Aquele sujeito estava tão satisfeito consigo mesmo que quase acendeu o charuto na estação de trem. Como isso era proibido, resolveu extravasar sua empolgação com um lanchinho rápido das máquinas automáticas. Adiantou-se para uma delas, sacando uma nota verde de seu bolso e inserindo-a na abertura para dinheiro.

– Deixe-me ver. Versão diet? Acho que não faz mal fugir da dieta um pouquinho. Versão normal.

Rashad apertou o botão azul e ouviu o som das engrenagens em funcionamento no interior da máquina. Logo um pacotinho brilhante caiu no compartimento inferior, e o leão se abaixou para apanhar o lanche. Ele rasgou o pacotinho e devorou seu conteúdo enquanto se dirigia ao trem que estacionara na plataforma. Duas ou três mordidas mais tarde, o organizador já estava dentro do trem, o saquinho azul vazio e sua barriga cheia. Lambia os beiços, feliz e satisfeito:

Adoro Ruffles. Foi a melhor coisa que me aconteceu hoje.

Só havia mais um compromisso na agenda daquele leão: o café da tarde com o Prefeito. Isso não seria problema pois só tinha boas novas para seu chefe. As obras do Grande Comício estavam bem adiantadas, provavelmente levaria menos de três dias para conclui-las - antes do prazo estipulado!
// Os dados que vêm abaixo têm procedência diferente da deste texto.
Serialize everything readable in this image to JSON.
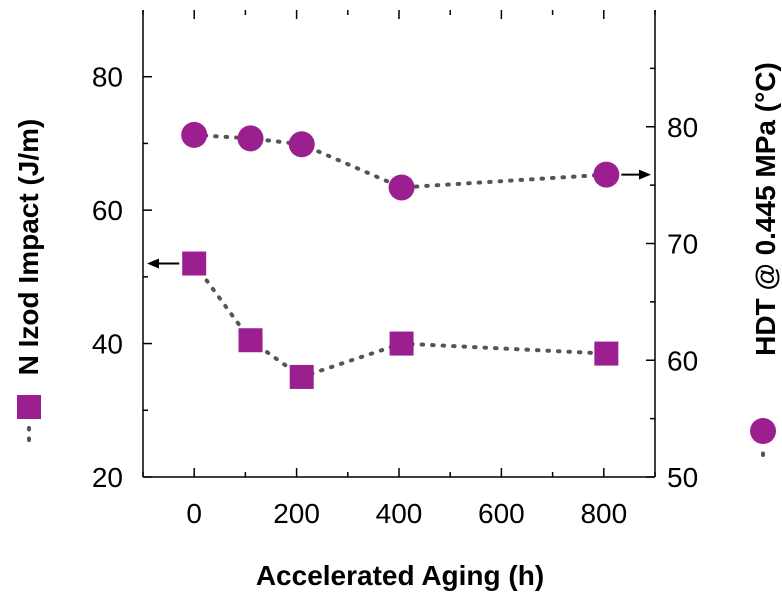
{
  "chart_data": {
    "type": "line",
    "xlabel": "Accelerated Aging (h)",
    "ylabel_left": "N Izod Impact (J/m)",
    "ylabel_right": "HDT @ 0.445 MPa (°C)",
    "xlim": [
      -100,
      900
    ],
    "ylim_left": [
      20,
      90
    ],
    "ylim_right": [
      50,
      90
    ],
    "x_ticks": [
      0,
      200,
      400,
      600,
      800
    ],
    "y_left_ticks": [
      20,
      40,
      60,
      80
    ],
    "y_right_ticks": [
      50,
      60,
      70,
      80
    ],
    "grid": false,
    "series": [
      {
        "axis": "left",
        "marker": "square",
        "color": "#9b1f8f",
        "x": [
          0,
          110,
          210,
          405,
          805
        ],
        "values": [
          52,
          40.5,
          35,
          40,
          38.5
        ]
      },
      {
        "axis": "right",
        "marker": "circle",
        "color": "#9b1f8f",
        "x": [
          0,
          110,
          210,
          405,
          805
        ],
        "values": [
          79.3,
          79.0,
          78.5,
          74.8,
          75.9
        ]
      }
    ]
  }
}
Mesmo conhecendo a linha de trem melhor que qualquer um, ele deu uma olhada nas estações à frente. Em uma plaquinha acima da porta de embarque havia um mapa listando o trajeto: acabara de embarcar na Estação Acém, e faltavam seis paradas para chegar ao Terminal T-Bone; se não houvesse imprevistos, estaria tomando café com o Prefeito em menos de meia hora. Se tudo correr bem sobrará tempo para pegar o terno que comprei para meu filho, que deixei no armário do meu dormitório na Prefeitura, e mandar embrulhar para seu aniversário. Isso sim seria a melhor coisa que me aconteceria hoje!